Interaction of radiation with matter: absorption, emission and Raman scattering; symmetry and selection rules. Rotational spectroscopy: molecular rotations, rotational spectra. Vibrational spectroscopy: molecular vibrations and vibrational spectra. Electronic spectroscopy: electronic transitions and electronic spectra; ionization of molecules and photoelectronic spectra. Magnetic resonance: nuclear magnetic resonance, electronic paramagnetic resonance.
1. Explain absorption, stimulated and spontaneous emission as well as scattering of electromagnetic radiation.
2. Explain rigid rotor model for studying molecular rotations. Specify model limitations and improvements. Explain the influence of electric field. Associate theoretical results with determination of structural parameters and selection rules.
3. Associate molecular structure, symmetry and properties with phenomena in rotational spectra of linear, spherical, symmetric and asymmetric rotors.

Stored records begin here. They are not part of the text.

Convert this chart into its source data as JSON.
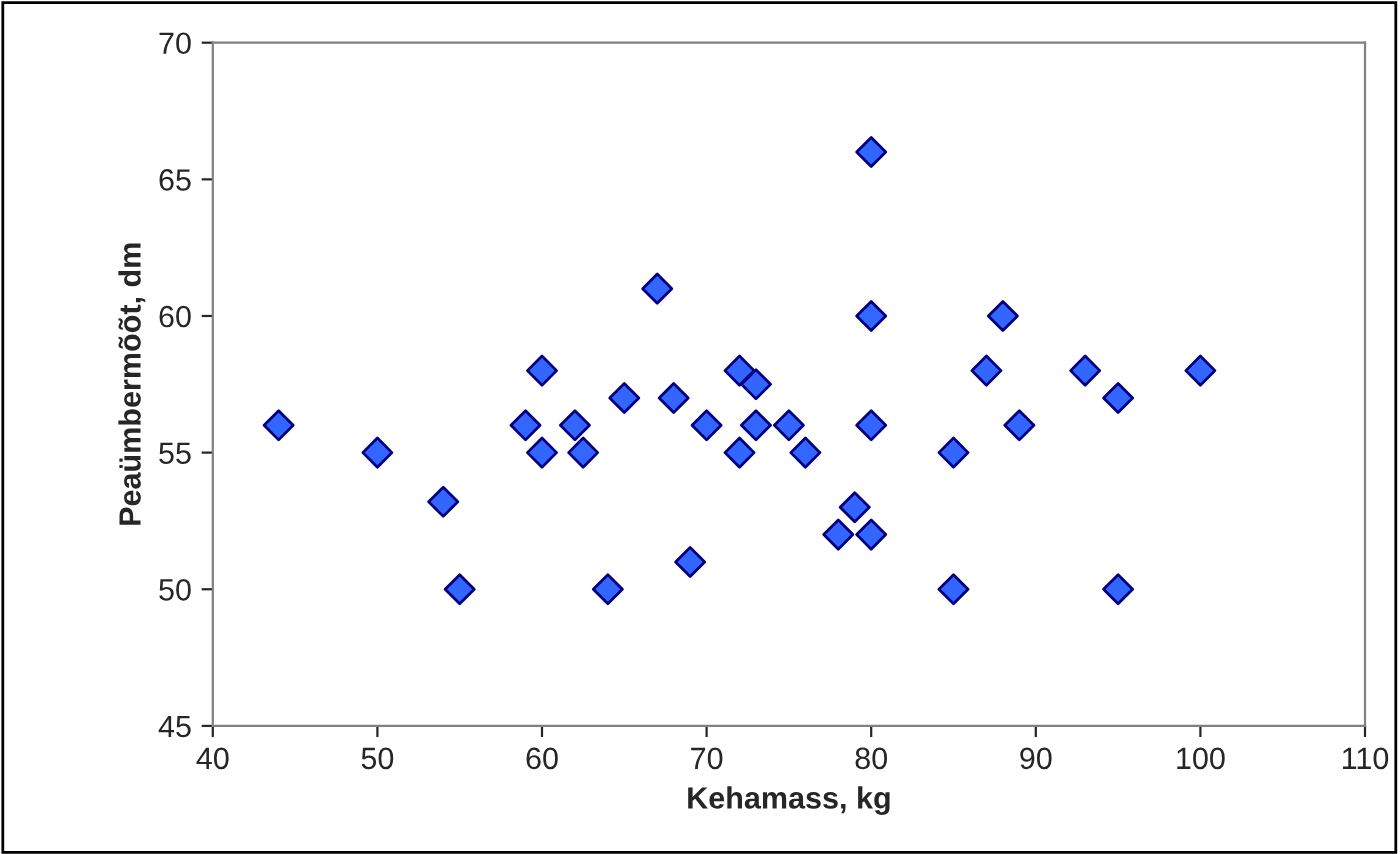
{
  "chart_data": {
    "type": "scatter",
    "xlabel": "Kehamass, kg",
    "ylabel": "Peaümbermõõt, dm",
    "marker": "diamond",
    "grid": false,
    "legend": false,
    "xlim": [
      40,
      110
    ],
    "xticks": [
      40,
      50,
      60,
      70,
      80,
      90,
      100,
      110
    ],
    "ylim": [
      45,
      70
    ],
    "yticks": [
      45,
      50,
      55,
      60,
      65,
      70
    ],
    "series": [
      {
        "color": "#3366ff",
        "x": [
          44,
          50,
          54,
          55,
          59,
          60,
          60,
          62,
          62.5,
          64,
          65,
          67,
          68,
          69,
          70,
          72,
          72,
          73,
          73,
          75,
          76,
          78,
          79,
          80,
          80,
          80,
          80,
          85,
          85,
          87,
          88,
          89,
          93,
          95,
          95,
          100
        ],
        "values": [
          56,
          55,
          53.2,
          50,
          56,
          58,
          55,
          56,
          55,
          50,
          57,
          61,
          57,
          51,
          56,
          58,
          55,
          57.5,
          56,
          56,
          55,
          52,
          53,
          66,
          60,
          56,
          52,
          55,
          50,
          58,
          60,
          56,
          58,
          57,
          50,
          58
        ]
      }
    ]
  }
}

4. Explain harmonic and anharmonic oscillator models in studying molecular vibrations for diatomic and polyatomic molecules. Explain rotational structure of bands and selection rules.
5. Associate symmetry of molecules with the symmetry of normal modes.
6. Explain electronic states and transitions as well as term symbols for diatomic molecules. Review lasers.
7. Associate molecular structure and properties with nuclear magnetic and electron paramagnetic resonance.
8. Present adequate skills in technical writing and oral presentations.